Being an athletic trainer is tough. It isn’t quite like being a doctor or nurse, but it also isn’t like being a coach or personal trainer. Being an athletic trainer requires the person to be ready for when an athlete get hurts, no matter if it is during a game or practice. To someone that doesn’t quite understand what all happens in the life of an athletic trainer, Blackburn’s own was able to give some insight.
Malia Murphy, Blackburn’s athletic trainer, gave insight on what her job is like. Between taping up athletes and getting ready for games, Murphy is always busy, but doing the job she loves is worth it. In an email, Murphy was able to answer questions as to what it takes to be an athletic trainer. As the only certified athletic trainer for Blackburn, Murphy’s most important job for both the athletes and the school “is to work on injury prevention and being able to respond appropriately to injuries that do occur. By doing this it will help the athlete back to their sport safely and to try and prevent any further injuries or issues coming up for the school such as liability, that may arise without having a certified athletic trainer on site for practices and games.” Briefly, Murphy has to be ready to jump into action when an injury occurs and to hopefully prevent the same injury from happening again.
Murphy’s favorite part of being the athletic trainer is just being around people: “I think we have a good coaching staff and I enjoy working with them. I like to get to know the athletes and work with them. I really enjoy working with my staff of student workers here at Blackburn and being able to help them as they go on through school.” To get where she want to be in her career took a lot of experience and travel. “I went to University of Nevada, Las Vegas and received my bachelor’s and Master’s degree… I have gained valuable knowledge and experiences from each location I have worked and I have done various certifications to improve my skills throughout my time such as Corrective Exercise Specialist and a Certified Ergonomics Assessment specialist and am looking into gaining further certifications,” stated Murphy.

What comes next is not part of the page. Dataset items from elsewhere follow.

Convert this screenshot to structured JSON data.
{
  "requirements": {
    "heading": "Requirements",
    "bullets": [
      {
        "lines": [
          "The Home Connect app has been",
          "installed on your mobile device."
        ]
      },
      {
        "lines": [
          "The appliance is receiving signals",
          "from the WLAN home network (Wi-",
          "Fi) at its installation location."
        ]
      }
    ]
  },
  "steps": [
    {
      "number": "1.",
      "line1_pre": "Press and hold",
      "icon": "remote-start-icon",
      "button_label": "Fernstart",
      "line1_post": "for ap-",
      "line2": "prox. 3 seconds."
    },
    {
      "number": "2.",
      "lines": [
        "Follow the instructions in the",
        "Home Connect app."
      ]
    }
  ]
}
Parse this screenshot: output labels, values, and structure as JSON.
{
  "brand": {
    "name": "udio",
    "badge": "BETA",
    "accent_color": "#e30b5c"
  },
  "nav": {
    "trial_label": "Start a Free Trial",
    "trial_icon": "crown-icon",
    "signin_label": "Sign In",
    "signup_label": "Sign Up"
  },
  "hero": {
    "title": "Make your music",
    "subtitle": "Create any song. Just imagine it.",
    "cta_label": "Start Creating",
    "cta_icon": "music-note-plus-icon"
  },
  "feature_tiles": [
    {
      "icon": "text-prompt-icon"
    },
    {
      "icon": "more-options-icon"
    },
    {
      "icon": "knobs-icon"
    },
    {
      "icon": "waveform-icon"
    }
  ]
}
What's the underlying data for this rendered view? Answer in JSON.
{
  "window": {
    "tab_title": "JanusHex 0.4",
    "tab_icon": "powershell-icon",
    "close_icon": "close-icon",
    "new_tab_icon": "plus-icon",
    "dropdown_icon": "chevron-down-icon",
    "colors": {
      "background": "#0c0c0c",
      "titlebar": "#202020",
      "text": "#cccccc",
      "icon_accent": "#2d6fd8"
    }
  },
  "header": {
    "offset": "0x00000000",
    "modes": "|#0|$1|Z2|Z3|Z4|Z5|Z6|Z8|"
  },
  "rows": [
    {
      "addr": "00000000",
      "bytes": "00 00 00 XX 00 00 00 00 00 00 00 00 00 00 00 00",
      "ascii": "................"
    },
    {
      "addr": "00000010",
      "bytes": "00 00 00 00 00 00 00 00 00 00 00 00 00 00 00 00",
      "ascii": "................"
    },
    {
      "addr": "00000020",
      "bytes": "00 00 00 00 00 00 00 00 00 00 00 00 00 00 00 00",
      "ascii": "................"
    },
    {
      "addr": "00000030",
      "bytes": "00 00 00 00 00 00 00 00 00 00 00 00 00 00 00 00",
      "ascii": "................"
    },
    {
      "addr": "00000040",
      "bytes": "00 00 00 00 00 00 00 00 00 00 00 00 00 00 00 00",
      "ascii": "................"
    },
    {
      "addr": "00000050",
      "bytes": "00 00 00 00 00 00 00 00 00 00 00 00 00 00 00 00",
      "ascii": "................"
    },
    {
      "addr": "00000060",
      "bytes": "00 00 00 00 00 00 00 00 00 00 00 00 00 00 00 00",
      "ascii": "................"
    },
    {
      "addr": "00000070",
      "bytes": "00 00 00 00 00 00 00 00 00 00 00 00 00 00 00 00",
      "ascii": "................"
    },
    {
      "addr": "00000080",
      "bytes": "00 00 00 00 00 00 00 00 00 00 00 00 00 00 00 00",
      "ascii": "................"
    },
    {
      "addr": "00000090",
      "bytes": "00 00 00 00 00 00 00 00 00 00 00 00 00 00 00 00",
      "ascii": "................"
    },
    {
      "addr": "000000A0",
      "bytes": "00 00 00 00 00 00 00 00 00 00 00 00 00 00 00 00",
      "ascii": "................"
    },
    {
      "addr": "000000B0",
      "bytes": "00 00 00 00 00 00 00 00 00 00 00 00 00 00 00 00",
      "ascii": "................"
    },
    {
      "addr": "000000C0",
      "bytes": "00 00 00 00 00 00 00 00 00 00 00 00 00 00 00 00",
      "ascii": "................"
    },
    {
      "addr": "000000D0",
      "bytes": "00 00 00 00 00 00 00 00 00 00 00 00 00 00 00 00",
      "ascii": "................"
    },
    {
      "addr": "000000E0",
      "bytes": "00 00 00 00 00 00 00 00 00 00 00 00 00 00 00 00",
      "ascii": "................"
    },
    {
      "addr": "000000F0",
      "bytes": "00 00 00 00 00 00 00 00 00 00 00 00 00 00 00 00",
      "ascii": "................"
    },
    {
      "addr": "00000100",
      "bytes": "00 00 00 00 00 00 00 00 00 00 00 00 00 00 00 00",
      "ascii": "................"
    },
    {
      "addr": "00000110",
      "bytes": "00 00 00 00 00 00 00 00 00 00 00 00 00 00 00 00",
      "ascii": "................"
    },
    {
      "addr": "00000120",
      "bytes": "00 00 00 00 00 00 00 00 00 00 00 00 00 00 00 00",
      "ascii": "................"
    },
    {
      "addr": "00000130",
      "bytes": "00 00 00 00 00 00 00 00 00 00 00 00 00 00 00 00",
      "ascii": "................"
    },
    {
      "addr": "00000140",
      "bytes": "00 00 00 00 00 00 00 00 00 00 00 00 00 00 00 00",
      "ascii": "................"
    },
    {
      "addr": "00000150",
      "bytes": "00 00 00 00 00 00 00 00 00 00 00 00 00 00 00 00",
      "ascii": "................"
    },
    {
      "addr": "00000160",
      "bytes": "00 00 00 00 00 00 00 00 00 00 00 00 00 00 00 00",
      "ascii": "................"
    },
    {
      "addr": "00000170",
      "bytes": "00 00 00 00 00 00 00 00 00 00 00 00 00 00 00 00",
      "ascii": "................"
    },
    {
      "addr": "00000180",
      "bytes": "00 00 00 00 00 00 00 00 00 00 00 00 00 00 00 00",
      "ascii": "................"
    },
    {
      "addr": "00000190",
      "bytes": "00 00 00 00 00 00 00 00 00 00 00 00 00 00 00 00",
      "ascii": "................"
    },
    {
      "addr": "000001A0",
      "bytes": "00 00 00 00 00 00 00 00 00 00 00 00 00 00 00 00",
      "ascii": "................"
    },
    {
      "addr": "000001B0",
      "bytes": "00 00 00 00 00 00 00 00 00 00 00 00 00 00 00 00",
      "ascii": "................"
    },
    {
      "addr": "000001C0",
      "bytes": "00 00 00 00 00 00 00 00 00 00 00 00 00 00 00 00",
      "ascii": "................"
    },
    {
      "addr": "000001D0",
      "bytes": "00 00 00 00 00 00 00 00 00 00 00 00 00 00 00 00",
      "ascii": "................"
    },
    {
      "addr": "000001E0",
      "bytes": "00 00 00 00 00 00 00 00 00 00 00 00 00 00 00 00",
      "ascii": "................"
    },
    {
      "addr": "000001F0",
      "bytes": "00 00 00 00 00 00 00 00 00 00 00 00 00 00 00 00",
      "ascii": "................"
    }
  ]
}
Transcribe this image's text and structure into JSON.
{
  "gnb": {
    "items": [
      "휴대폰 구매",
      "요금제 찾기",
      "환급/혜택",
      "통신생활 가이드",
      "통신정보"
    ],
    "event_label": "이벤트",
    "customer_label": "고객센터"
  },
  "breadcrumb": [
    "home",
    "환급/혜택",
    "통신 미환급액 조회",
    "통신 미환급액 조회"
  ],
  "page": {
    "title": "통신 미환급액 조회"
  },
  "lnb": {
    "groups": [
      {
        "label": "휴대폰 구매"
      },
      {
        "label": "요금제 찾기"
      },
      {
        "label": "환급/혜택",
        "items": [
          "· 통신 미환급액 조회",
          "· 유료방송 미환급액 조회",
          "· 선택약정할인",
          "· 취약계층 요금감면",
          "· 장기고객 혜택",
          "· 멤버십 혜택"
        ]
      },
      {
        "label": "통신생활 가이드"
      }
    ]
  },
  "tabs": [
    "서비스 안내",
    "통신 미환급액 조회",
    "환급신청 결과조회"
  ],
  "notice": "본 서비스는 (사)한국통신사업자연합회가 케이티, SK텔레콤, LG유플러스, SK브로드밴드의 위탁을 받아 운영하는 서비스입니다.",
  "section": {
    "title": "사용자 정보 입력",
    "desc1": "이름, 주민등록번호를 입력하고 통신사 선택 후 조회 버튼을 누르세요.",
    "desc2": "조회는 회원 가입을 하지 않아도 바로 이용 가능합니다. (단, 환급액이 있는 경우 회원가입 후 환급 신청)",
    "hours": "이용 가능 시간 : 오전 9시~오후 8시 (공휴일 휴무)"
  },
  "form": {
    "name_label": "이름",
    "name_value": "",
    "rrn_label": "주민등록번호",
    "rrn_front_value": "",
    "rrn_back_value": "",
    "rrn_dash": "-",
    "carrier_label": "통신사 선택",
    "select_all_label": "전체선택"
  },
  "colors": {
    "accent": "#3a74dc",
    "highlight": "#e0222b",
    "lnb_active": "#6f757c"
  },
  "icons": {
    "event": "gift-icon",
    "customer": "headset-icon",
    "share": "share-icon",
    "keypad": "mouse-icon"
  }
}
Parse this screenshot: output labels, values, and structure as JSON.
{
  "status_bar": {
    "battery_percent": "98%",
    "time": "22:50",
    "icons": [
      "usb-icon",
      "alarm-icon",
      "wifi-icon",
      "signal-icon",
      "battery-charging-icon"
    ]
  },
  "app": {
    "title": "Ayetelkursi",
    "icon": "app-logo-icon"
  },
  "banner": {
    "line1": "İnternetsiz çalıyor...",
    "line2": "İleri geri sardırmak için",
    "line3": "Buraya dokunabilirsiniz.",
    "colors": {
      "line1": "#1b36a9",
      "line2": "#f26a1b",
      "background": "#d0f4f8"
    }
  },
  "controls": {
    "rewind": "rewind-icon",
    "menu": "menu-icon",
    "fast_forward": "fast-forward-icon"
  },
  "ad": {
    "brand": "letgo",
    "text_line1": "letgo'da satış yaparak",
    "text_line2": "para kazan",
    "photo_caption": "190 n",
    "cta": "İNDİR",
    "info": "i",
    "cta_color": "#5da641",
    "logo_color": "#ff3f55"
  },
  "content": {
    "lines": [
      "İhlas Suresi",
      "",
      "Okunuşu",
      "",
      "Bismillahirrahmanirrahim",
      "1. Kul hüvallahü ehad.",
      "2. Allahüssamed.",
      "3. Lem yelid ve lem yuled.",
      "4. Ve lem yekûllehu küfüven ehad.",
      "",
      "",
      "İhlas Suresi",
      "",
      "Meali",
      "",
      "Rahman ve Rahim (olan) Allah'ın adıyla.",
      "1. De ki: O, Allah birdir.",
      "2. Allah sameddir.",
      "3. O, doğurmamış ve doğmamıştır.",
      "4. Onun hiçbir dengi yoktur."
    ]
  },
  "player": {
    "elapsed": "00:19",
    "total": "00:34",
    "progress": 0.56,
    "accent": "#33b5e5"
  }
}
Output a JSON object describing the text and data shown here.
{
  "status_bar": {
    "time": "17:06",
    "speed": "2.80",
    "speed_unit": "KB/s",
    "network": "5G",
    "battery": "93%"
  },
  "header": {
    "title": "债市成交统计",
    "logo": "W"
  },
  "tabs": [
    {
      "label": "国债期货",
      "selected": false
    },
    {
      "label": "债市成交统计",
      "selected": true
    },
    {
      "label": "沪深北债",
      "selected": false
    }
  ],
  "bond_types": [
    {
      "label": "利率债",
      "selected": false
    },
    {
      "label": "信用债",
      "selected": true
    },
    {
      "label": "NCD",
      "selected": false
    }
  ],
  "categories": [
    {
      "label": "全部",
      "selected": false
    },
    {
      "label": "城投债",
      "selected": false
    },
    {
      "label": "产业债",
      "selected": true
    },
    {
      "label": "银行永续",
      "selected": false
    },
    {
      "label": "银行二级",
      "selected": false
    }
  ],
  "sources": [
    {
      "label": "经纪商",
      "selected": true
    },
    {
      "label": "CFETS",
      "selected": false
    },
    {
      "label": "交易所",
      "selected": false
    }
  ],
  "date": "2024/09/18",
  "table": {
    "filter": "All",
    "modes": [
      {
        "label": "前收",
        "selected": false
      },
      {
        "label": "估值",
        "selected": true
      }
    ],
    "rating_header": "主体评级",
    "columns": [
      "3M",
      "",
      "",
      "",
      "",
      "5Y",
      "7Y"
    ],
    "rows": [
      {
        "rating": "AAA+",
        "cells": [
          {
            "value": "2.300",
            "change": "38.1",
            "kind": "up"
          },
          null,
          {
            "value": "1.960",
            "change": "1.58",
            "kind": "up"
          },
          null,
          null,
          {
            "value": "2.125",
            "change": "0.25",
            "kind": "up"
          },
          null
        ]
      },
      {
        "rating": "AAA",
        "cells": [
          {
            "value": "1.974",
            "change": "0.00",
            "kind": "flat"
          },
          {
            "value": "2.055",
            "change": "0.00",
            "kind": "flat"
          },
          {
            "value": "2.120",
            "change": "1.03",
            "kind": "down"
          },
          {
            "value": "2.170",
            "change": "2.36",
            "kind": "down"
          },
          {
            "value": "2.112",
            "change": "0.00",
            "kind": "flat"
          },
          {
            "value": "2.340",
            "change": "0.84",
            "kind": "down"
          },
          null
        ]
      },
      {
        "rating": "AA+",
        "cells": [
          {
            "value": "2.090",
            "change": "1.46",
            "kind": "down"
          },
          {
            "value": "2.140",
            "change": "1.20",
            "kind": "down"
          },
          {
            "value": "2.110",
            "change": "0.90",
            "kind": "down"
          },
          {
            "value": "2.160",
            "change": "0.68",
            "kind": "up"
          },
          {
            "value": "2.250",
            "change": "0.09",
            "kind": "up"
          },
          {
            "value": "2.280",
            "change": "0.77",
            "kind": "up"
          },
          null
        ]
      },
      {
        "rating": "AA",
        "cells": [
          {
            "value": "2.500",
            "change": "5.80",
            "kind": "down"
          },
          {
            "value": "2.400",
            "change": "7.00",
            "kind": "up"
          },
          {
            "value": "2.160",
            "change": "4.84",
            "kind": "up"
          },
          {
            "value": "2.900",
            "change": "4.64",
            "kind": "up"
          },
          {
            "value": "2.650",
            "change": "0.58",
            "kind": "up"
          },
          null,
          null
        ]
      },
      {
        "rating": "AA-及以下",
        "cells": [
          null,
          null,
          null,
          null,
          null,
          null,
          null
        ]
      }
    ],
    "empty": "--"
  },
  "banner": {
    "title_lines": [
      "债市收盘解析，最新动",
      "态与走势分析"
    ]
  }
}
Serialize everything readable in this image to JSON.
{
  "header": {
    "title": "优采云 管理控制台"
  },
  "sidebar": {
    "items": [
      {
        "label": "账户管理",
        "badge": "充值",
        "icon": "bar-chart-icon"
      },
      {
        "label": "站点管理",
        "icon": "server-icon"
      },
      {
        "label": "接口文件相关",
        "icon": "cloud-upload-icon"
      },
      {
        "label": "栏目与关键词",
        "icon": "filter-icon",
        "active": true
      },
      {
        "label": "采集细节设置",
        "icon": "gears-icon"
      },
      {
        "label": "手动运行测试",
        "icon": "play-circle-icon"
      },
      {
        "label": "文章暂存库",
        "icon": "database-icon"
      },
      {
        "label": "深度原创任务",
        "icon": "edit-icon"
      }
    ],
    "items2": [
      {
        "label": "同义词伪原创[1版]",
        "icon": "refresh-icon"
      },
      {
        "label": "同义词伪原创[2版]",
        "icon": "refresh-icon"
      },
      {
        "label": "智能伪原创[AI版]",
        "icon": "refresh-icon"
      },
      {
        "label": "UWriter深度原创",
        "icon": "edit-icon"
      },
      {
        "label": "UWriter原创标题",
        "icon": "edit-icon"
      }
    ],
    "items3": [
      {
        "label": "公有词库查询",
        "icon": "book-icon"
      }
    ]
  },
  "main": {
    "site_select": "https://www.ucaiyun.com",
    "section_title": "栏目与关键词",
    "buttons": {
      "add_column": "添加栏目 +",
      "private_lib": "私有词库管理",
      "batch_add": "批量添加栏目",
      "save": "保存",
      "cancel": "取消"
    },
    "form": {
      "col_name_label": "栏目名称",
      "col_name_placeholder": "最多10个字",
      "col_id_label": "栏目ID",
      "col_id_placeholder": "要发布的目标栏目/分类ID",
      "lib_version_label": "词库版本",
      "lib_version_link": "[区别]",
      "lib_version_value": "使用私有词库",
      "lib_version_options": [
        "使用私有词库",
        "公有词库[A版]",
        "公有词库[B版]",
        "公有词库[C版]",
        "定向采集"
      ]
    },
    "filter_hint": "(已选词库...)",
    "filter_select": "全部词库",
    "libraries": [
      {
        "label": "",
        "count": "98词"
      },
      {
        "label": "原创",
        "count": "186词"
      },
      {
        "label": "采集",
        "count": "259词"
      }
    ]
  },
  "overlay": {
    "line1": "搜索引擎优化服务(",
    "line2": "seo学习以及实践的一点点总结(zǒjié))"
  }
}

As well as explaining what’s it’s like as a college athletic trainer, Murphy gave advice for any students currently studying or wanting to study her field of work: “I would tell them to keep an open mind because although I think athletic training can be a great career to do, it can often come with a lot of challenges that I would advise others to have other options to do as well to help offset those challenges. And to be tough — not to be a “doormat” because you are placed in difficult situations that you do have to stand up for yourself, sometimes having to make difficult decisions and being able to know you did the right thing for the athlete and being able to explain to the coach and the parent why you made the decision…to be successful as an athletic trainer.”
Overall, being an athletic trainer isn’t all rainbows and glitter. Being an athletic trainer is being able to go with your better judgement and being able to justify yourself. Athletic training is not for everybody, but you never know if you don’t try.